Sandy, who shares lead vocals and plays keyboard, agreed. “Even 10 years ago, it wasn’t a hot scene yet,” she said.

The couple attributes the resurgence to what’s happening in the lives of their audience members — mostly adults age 40 and up — who are now ready to enjoy themselves. “All of these people our age, their kids are finally grown up and out of the house,” said Tom. “It’s time to have some fun now.”

And it was fun they were definitely having earlier this month, when the band didn’t play for more than 10 minutes at the Cedar Beach Hut before the audience had their hands in the air and were singing along with the band.

Sandy said she believes the band’s audiences temporarily escape from everyday life through their music. “We long for high school days when we were in our cars, turned the radio up and heard Led Zeppelin,” she said. “It was happy time, and the music takes you right back. At this age, a lot of us are starting to lose our parents and our friends.”

Recently, Sandy found just such an escape while listening to another popular Long Island band, Uppercut. “We went to KJ Farrell’s and Uppercut started playing ‘Me and Mrs. Jones,’ and, oh, I went right back,” she said.

The Murphys, who have been married for 13 years and living in Malverne for 15, found their musical influences in Chicago, the Eagles, the Beatles, Creedence Clearwater Revival, the Beach Boys and much more. They share a special mutual admiration of work by the Beach Boys’ Brian Wilson. “‘God Only Knows’ ended up being our wedding song,” Sandy said. Coincidentally, their grandmothers, who bought them their first musical instruments, also inspired both of them.

The tight musicianship of the band, the two say, is the result of all five members being like family, who would “hang together even if there wasn’t a band,” Tom said. “There’s a vibe with us that seems to work because we genuinely like each other — and people pick up on that.”

Each member brings a different musical style and taste to the group, the couple say, giving the band its edge. Lead guitarist Ralph Agresta, who toured internationally with Broadway shows, prefers Beatles music. “Ralph is like a long-lost brother,” Tom Murphy said, adding that he remembers hearing Agresta play with the band Jitterbug Jones in the 1970s. Bassist Michael Gormley brings influences from the ’80s punk scene, having performed with Talking Heads, kept company with the Ramones and Blondie and often played at CBGB, the birthplace of punk in Manhattan.

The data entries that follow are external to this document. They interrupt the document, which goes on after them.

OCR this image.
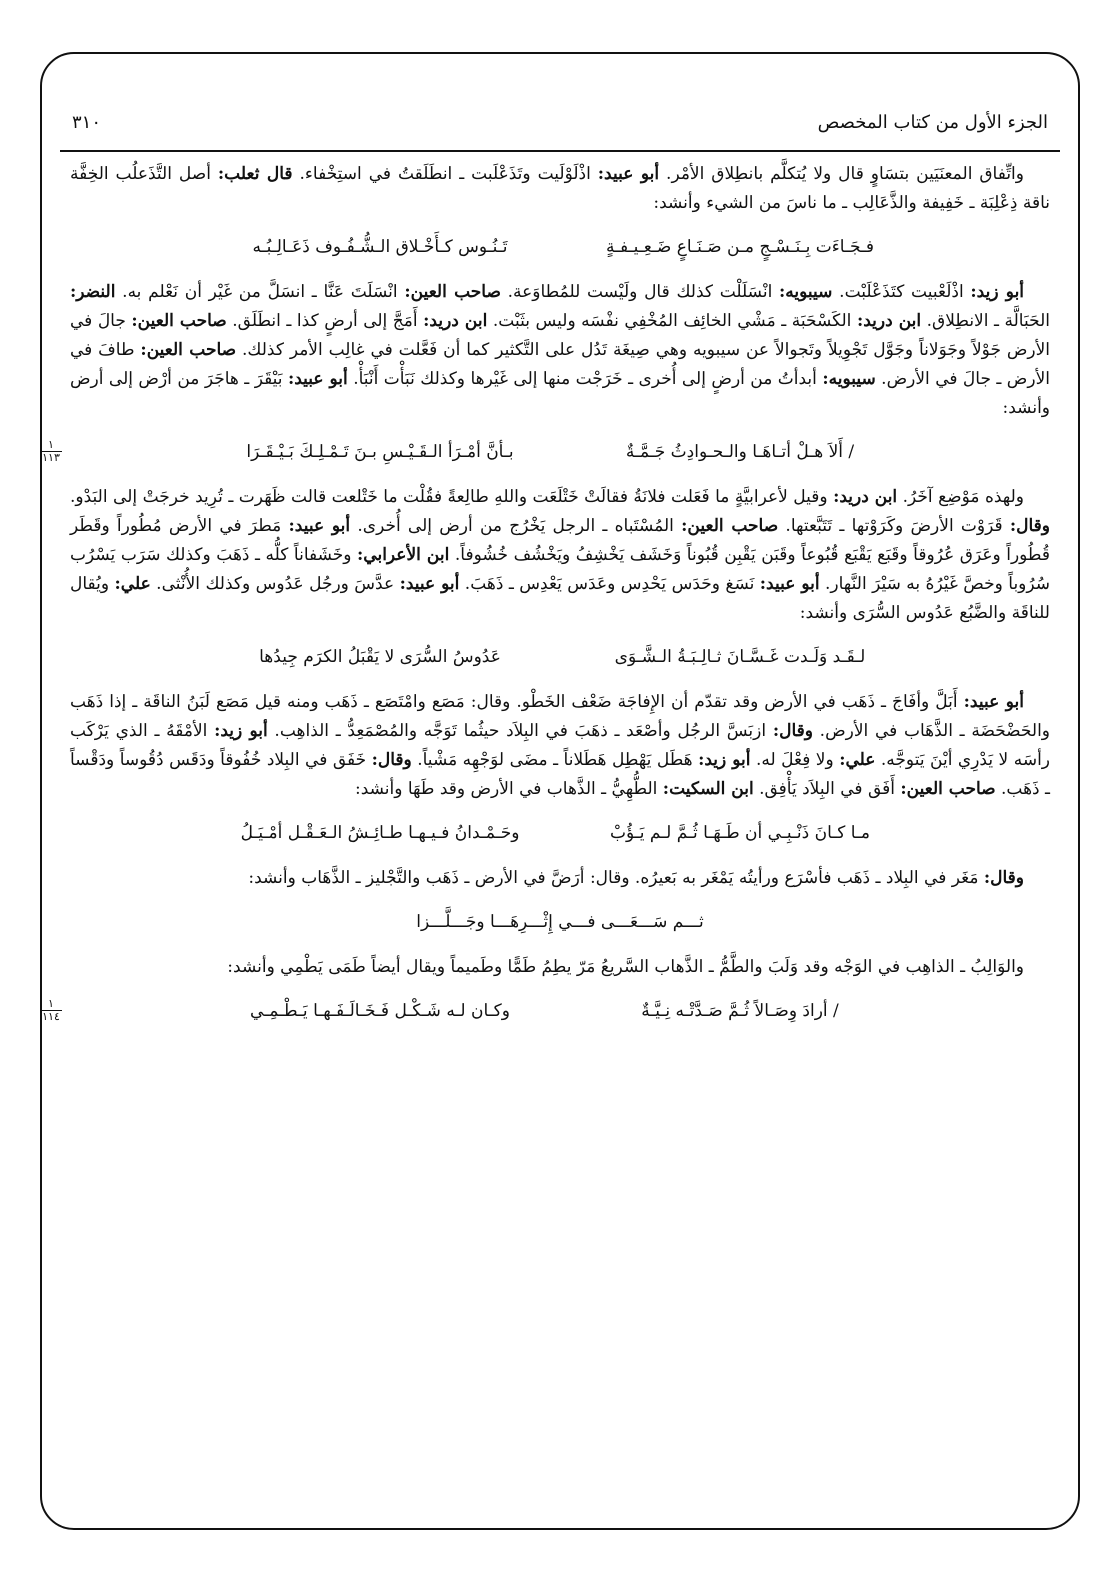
٣١٠	الجزء الأول من كتاب المخصص

واتِّفاق المعنَيَين بتسَاوٍ قال ولا يُتكلَّم بانطِلاق الأمْر. أبو عبيد: اذْلَوْلَيت وتَذَعْلَبت ـ انطَلَقتُ في استِخْفاء. قال ثعلب: أصل التَّذَعلُب الخِفَّة ناقة ذِعْلِبَة ـ خَفِيفة والذَّعَالِب ـ ما ناسَ من الشيء وأنشد:

فـجَـاءَت بِـنَـسْـجٍ مـن صَـنَـاعٍ ضَـعِـيـفـةٍ
تَـنُـوس كـأَخْـلاق الـشُّـفُـوف ذَعَـالِـبُـه

أبو زيد: اذْلَعْبيت كتَذَعْلَبْت. سيبويه: انْسَلَلْت كذلك قال ولَيْست للمُطاوَعة. صاحب العين: انْسَلَتَ عَنَّا ـ انسَلَّ من غَيْر أن نَعْلم به. النضر: الحَبَالَّة ـ الانطِلاق. ابن دريد: الكَسْحَبَة ـ مَشْي الخائِف المُخْفِي نفْسَه وليس بثَبْت. ابن دريد: أَمَجَّ إلى أرضٍ كذا ـ انطَلَق. صاحب العين: جالَ في الأرض جَوْلاً وجَوَلاناً وجَوَّل تَجْوِيلاً وتَجوالاً عن سيبويه وهي صِيغَة تَدُل على التَّكثير كما أن فَعَّلت في غالِب الأمر كذلك. صاحب العين: طافَ في الأرض ـ جالَ في الأرض. سيبويه: أبدأتُ من أرضٍ إلى أُخرى ـ خَرَجْت منها إلى غَيْرها وكذلك نَبَأْت أَنْبَأْ. أبو عبيد: بَيْقَرَ ـ هاجَرَ من أرْض إلى أرض وأنشد:

/ أَلاَ هـلْ أتـاهَـا والـحـوادِثُ جَـمَّـةٌ
بـأنَّ أمْـرَأ الـقَـيْـسِ بـنَ تَـمْـلِـكَ بَـيْـقَـرَا
١
١١٣

ولهذه مَوْضِع آخَرُ. ابن دريد: وقيل لأعرابيَّةٍ ما فَعَلت فلانَةُ فقالَتْ خَتْلَعَت واللهِ طالِعةً فقُلْت ما خَتْلعت قالت ظَهَرت ـ تُرِيد خرجَتْ إلى البَدْو. وقال: قَرَوْت الأرضَ وكَرَوْتها ـ تَتَبَّعتها. صاحب العين: المُسْتَباه ـ الرجل يَخْرُج من أرض إلى أُخرى. أبو عبيد: مَطرَ في الأرض مُطُوراً وقَطَر قُطُوراً وعَرَق عُرُوقاً وقَبَع يَقْبَع قُبُوعاً وقَبَن يَقْبِن قُبُوناً وَخَشَف يَخْشِفُ ويَخْشُف خُشُوفاً. ابن الأعرابي: وخَشَفاناً كلُّه ـ ذَهَبَ وكذلك سَرَب يَسْرُب سُرُوباً وخصَّ غَيْرُهُ به سَيْرَ النَّهار. أبو عبيد: نَسَغ وحَدَس يَحْدِس وعَدَس يَعْدِس ـ ذَهَبَ. أبو عبيد: عدَّسَ ورجُل عَدُوس وكذلك الأُنْثى. علي: ويُقال للناقَة والضَّبُع عَدُوس السُّرَى وأنشد:

لـقَـد وَلَـدت غَـسَّـانَ ثـالِـبَـةُ الـشَّـوَى
عَدُوسُ السُّرَى لا يَقْبَلُ الكرَم جِيدُها

أبو عبيد: أَبَلَّ وأفَاجَ ـ ذَهَب في الأرض وقد تقدّم أن الإِفاجَة ضَعْف الخَطْو. وقال: مَصَع وامْتَصَع ـ ذَهَب ومنه قيل مَصَع لَبَنُ الناقَة ـ إذا ذَهَب والحَضْحَضَة ـ الذَّهَاب في الأرض. وقال: ازبَسَّ الرجُل وأصْعَد ـ ذهَبَ في البِلاَد حيثُما تَوَجَّه والمُصْمَعِدُّ ـ الذاهِب. أبو زيد: الأمْقَهُ ـ الذي يَرْكَب رأسَه لا يَدْرِي أيْنَ يَتوجَّه. علي: ولا فِعْلَ له. أبو زيد: هَطَل يَهْطِل هَطَلاناً ـ مضَى لوَجْهِه مَشْياً. وقال: خَفَق في البِلاد خُفُوقاً ودَقَس دُقُوساً ودَقْساً ـ ذَهَب. صاحب العين: أَفَق في البِلاَد يَأْفِق. ابن السكيت: الطُّهِيُّ ـ الذَّهاب في الأرض وقد طَهَا وأنشد:

مـا كـانَ ذَنْـبِـي أن طَـهَـا ثُـمَّ لـم يَـؤُبْ
وحَـمْـدانُ فـيـهـا طـائِـشُ الـعَـقْـل أمْـيَـلُ

وقال: مَغَر في البِلاد ـ ذَهَب فأسْرَع ورأيتُه يَمْغَر به بَعيرُه. وقال: أرَضَّ في الأرض ـ ذَهَب والتَّجْليز ـ الذَّهَاب وأنشد:

ثـــم سَـــعَـــى فـــي إِثْـــرِهَـــا وجَـــلَّـــزا

والوَالِبُ ـ الذاهِب في الوَجْه وقد وَلَبَ والطَّمُّ ـ الذَّهاب السَّريعُ مَرّ يطِمُ طَمًّا وطَميماً ويقال أيضاً طَمَى يَطْمِي وأنشد:

/ أرادَ وِصَـالاً ثُـمَّ صَـدَّتْـه نِـيَّـةٌ
وكـان لـه شَـكْـل فَـخَـالَـفَـهـا يَـطْـمِـي
١
١١٤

Gormley also has Malverne roots: He once ran a house-painting business in the village. “Michael probably painted three-quarters of the houses in Malverne,” Tom said, “including our neighbor’s two houses down.” He added that when he first moved to the village and was looking for a painter, his neighbor told him about Gormley, which he found rather amusing, because Gormley was coming to his house later that day for band practice.

The band’s drummer, Johnny Ottas, who lives in Vermont, makes the trip to New York each time the band has a gig, which is as often as twice a week lately. “Johnny can dynamically change our band like that,” Tom said. “He’s just one of the best drummers we’ve ever had.”

The Murphys also have high praise for their stage manager and sound engineer, Nick Nigro, and the rest of their crew.

Sandy and Tom have a fondness for the village regularly boasted about by other residents — the Holiday Lighting, the fire and police departments, the ambulance corps and Malverne’s well-known eateries. “Connolly’s — we love Connolly’s,” said Sandy. “And Uva Rossa? Good food!”

The band has nine concerts booked between now and the end of September. Several noteworthy performances include a Halfway to St. Patrick’s Day gig at Cedar Beach Hut and a charity benefit called Katie’s Koncert to benefit the Katie McBride Foundation. “I feel privileged to be able to play music,” Tom said, adding that he felt blessed to be a musician. “I really can’t see life without it.”